Les différents mécanismes d’indexation ont également une incidence sur l’inflation. Le relèvement annuel du salaire minimum, qui intervient au début de chaque année sur la base de l’inflation passée observée, est un facteur clé. À cet égard, les années 2022 et 2023 ont été singulières, puisque le salaire minimum a progressé respectivement de 10 % et de 16 %, soit bien plus que l’inflation globale. Ces hausses du salaire minimum ont contribué à maintenir l’inflation à un niveau élevé en raison de leur impact sur les coûts de production et de la spirale caractéristique salaires–prix : les prix grimpent sous l’effet de la hausse des salaires, qui augmentent à leur tour pour compenser la hausse des prix.
Communication et transparence
Dans ce contexte difficile, la politique monétaire a subi un resserrement sans précédent. Jusqu’à présent, la banque centrale a augmenté le taux d’intérêt directeur de 1,75 % en septembre 2021 à 12,75 % en janvier de cette année.
La succession de chocs sur l’inflation observée depuis 2021 et la réévaluation forcée de la politique monétaire qui s’imposait en conséquence ont également représenté un défi de communication pour la banque centrale.

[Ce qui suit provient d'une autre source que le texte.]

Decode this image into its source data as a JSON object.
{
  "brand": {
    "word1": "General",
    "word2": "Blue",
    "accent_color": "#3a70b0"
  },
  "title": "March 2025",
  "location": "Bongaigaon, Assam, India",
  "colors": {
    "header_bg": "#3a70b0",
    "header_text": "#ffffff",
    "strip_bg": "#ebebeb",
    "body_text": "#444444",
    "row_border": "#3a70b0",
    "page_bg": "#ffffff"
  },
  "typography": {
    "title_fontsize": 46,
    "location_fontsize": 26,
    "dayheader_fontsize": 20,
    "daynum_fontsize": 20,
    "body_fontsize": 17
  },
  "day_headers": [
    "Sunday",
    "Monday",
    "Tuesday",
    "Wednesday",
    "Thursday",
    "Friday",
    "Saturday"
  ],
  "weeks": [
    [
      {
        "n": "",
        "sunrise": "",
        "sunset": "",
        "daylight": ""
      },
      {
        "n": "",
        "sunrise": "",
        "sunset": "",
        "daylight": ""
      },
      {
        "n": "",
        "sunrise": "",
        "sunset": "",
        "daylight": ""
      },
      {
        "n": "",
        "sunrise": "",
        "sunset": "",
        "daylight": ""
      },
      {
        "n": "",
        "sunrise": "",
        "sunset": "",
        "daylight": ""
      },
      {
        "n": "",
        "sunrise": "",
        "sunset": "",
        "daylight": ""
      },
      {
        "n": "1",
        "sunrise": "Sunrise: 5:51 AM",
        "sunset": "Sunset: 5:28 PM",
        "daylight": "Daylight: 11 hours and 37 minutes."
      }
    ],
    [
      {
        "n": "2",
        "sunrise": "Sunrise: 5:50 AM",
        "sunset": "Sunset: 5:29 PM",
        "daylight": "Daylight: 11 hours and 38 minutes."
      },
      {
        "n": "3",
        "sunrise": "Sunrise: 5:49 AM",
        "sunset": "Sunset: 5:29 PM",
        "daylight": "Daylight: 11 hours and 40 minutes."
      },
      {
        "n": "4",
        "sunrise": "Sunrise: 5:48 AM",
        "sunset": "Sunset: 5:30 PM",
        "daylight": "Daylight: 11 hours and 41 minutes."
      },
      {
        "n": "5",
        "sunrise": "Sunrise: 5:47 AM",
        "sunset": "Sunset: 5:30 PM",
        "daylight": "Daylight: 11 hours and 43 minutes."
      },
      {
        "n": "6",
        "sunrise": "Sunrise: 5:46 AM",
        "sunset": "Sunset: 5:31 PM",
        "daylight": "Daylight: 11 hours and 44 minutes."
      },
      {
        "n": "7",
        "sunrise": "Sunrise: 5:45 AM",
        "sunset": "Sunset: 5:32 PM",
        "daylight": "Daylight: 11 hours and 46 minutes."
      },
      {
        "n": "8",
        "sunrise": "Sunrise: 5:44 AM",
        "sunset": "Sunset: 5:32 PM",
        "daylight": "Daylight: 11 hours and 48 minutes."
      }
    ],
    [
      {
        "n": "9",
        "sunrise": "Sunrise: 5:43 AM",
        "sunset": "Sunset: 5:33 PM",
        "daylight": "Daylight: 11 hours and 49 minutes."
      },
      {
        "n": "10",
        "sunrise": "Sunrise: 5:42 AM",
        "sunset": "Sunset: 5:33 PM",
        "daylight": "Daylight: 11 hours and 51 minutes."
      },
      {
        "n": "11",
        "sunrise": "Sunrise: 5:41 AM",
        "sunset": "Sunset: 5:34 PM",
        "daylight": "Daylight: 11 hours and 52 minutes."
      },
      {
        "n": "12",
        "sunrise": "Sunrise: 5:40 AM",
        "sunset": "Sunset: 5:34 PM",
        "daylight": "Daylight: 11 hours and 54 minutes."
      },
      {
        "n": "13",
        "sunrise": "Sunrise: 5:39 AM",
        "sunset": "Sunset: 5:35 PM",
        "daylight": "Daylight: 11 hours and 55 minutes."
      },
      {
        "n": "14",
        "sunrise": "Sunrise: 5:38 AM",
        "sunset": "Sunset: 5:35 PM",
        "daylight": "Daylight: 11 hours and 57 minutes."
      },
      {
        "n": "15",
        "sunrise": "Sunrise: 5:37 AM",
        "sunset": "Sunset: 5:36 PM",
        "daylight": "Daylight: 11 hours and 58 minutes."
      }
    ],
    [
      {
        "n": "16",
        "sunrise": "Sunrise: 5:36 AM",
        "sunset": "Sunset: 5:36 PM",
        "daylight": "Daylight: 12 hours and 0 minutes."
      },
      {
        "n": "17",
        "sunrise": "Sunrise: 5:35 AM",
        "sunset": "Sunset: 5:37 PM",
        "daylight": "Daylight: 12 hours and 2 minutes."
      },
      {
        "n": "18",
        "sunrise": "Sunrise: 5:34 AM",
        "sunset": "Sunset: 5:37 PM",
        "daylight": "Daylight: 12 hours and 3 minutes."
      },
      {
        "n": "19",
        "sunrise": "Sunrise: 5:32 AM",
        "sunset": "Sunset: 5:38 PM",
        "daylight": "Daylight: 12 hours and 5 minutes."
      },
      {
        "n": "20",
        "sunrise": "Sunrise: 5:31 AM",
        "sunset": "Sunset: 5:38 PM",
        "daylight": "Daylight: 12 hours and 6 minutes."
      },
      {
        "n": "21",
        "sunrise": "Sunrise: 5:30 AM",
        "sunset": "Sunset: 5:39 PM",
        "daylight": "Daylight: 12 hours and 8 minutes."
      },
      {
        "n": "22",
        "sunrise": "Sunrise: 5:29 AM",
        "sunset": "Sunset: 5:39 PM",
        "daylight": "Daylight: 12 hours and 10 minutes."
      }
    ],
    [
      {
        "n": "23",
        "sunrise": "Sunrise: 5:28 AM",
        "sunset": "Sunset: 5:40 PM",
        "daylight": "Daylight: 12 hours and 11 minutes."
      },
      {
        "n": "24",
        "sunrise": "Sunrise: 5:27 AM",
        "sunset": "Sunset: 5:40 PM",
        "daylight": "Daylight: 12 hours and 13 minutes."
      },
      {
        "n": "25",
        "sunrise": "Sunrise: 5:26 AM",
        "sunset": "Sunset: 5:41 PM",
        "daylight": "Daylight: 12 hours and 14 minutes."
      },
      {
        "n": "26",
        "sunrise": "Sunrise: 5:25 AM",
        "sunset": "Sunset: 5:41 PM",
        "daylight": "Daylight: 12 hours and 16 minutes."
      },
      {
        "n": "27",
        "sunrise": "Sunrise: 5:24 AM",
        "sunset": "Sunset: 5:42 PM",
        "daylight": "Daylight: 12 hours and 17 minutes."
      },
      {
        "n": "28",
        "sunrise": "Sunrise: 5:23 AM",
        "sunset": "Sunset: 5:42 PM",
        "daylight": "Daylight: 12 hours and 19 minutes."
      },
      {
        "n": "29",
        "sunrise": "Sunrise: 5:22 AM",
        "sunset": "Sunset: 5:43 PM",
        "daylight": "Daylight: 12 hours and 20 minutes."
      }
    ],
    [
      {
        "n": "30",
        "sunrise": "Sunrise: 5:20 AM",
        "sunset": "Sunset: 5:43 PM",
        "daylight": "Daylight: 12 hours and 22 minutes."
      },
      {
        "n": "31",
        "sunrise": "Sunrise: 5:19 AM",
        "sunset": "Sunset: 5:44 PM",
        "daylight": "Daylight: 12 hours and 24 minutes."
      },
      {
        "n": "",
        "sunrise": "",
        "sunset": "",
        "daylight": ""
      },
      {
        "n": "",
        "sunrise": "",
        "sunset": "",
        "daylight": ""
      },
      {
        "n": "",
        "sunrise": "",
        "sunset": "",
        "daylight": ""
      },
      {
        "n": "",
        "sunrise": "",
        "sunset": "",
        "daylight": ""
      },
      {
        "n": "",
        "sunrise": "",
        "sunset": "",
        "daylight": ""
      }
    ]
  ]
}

En raison des effets inflationnistes considérables et prolongés de ces chocs, la période de convergence vers la cible d’inflation est longue, et il faut l’expliquer au grand public. Une convergence trop rapide peut être très coûteuse en matière de production et d’emploi, mais une convergence trop longue risque de désancrer les anticipations d’inflation.
La banque centrale a déclaré publiquement que le processus de resserrement n’était pas fini et qu’elle était déterminée à ramener l’inflation à sa cible de 3 % sur une période de deux ans, avec un écart acceptable de 1 point de pourcentage. Heureusement, les anticipations d’inflation sont largement conformes à la trajectoire de convergence que nous souhaitons.
Ancrage crédible
L’inflation devrait décroître rapidement par rapport aux normes historiques, mais connaîtra probablement sa plus longue période au-dessus de son taux cible depuis l’introduction du régime de ciblage. Il sera donc plus difficile de maintenir la crédibilité de la cible en tant que principal point d’ancrage nominal de l’économie.

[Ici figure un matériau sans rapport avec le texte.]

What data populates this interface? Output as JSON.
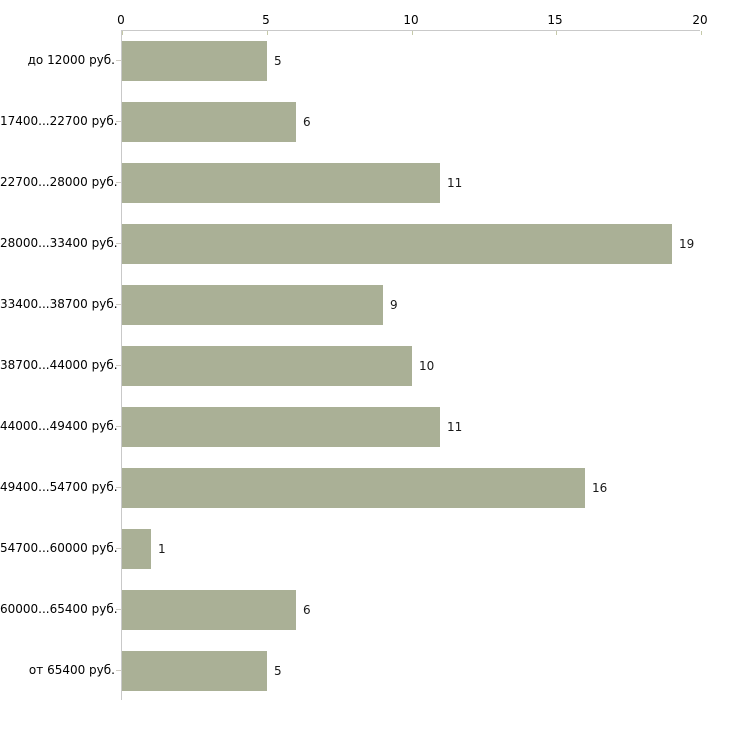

De toute évidence, les défis en matière de politique monétaire seront particulièrement difficiles à relever en 2023 et 2024. Nous prévoyons une forte décélération de l’activité économique, qui ramènerait la croissance du PIB à un faible taux de 0,2 % en 2023, sous l’effet d’un durcissement des conditions financières mondiales, d’un ralentissement de la croissance chez nos partenaires commerciaux et de la nécessité d’une politique monétaire nationale de contraction qui garantisse le rapprochement de l’inflation vers la cible établie par la banque centrale.
Ces défis ne constituent nullement un argument contre la stratégie de ciblage de l’inflation. Ils soulignent plutôt l’importance que nous attachons au renforcement de son rôle d’ancrage et la nécessité de mener, dans la conjoncture actuelle, une politique monétaire restrictive qui témoigne de l’engagement de la banque centrale à l’égard d’une cible d’inflation explicite et crédible.

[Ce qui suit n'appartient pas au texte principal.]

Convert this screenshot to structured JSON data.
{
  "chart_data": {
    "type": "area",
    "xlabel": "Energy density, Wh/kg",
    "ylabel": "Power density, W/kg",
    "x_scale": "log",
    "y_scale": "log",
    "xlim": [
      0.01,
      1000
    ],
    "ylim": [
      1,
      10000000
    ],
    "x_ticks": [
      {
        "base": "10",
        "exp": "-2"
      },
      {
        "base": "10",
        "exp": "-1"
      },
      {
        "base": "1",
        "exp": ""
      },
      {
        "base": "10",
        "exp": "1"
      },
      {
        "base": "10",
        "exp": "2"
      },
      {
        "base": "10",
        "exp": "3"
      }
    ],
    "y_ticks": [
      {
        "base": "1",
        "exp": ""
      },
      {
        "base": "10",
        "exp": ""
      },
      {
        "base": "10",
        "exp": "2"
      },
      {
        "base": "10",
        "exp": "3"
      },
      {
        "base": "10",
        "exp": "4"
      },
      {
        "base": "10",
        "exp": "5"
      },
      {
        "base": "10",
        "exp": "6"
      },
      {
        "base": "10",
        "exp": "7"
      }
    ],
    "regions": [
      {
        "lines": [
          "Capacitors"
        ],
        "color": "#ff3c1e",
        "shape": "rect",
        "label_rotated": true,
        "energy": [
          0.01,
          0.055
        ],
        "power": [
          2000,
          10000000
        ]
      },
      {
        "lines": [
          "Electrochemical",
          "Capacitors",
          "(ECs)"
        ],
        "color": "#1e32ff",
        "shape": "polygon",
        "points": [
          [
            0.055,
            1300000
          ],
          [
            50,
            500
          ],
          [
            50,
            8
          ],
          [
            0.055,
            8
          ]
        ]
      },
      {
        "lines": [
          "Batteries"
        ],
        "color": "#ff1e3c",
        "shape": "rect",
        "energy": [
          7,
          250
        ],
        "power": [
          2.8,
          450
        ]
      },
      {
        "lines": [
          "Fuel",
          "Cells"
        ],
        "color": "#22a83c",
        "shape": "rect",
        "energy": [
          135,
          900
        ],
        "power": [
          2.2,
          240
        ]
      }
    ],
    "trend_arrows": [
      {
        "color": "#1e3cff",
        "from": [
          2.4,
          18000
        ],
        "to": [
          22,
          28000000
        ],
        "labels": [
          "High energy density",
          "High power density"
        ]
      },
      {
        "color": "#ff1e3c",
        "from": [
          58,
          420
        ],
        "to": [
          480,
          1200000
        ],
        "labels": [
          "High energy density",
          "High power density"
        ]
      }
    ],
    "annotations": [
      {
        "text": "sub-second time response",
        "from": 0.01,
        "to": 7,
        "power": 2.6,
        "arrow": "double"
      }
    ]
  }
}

Associé à un taux de change flottant, le ciblage de l’inflation a été bénéfique à l’économie colombienne. Le pays a ainsi pu faire face aux chocs économiques par des moyens autrefois inaccessibles. Nous restons convaincus que le renforcement de sa crédibilité reste le meilleur moyen de surmonter cette période difficile.
Les opinions exprimées dans la revue n’engagent que leurs auteurs et ne reflètent pas nécessairement la politique du FMI.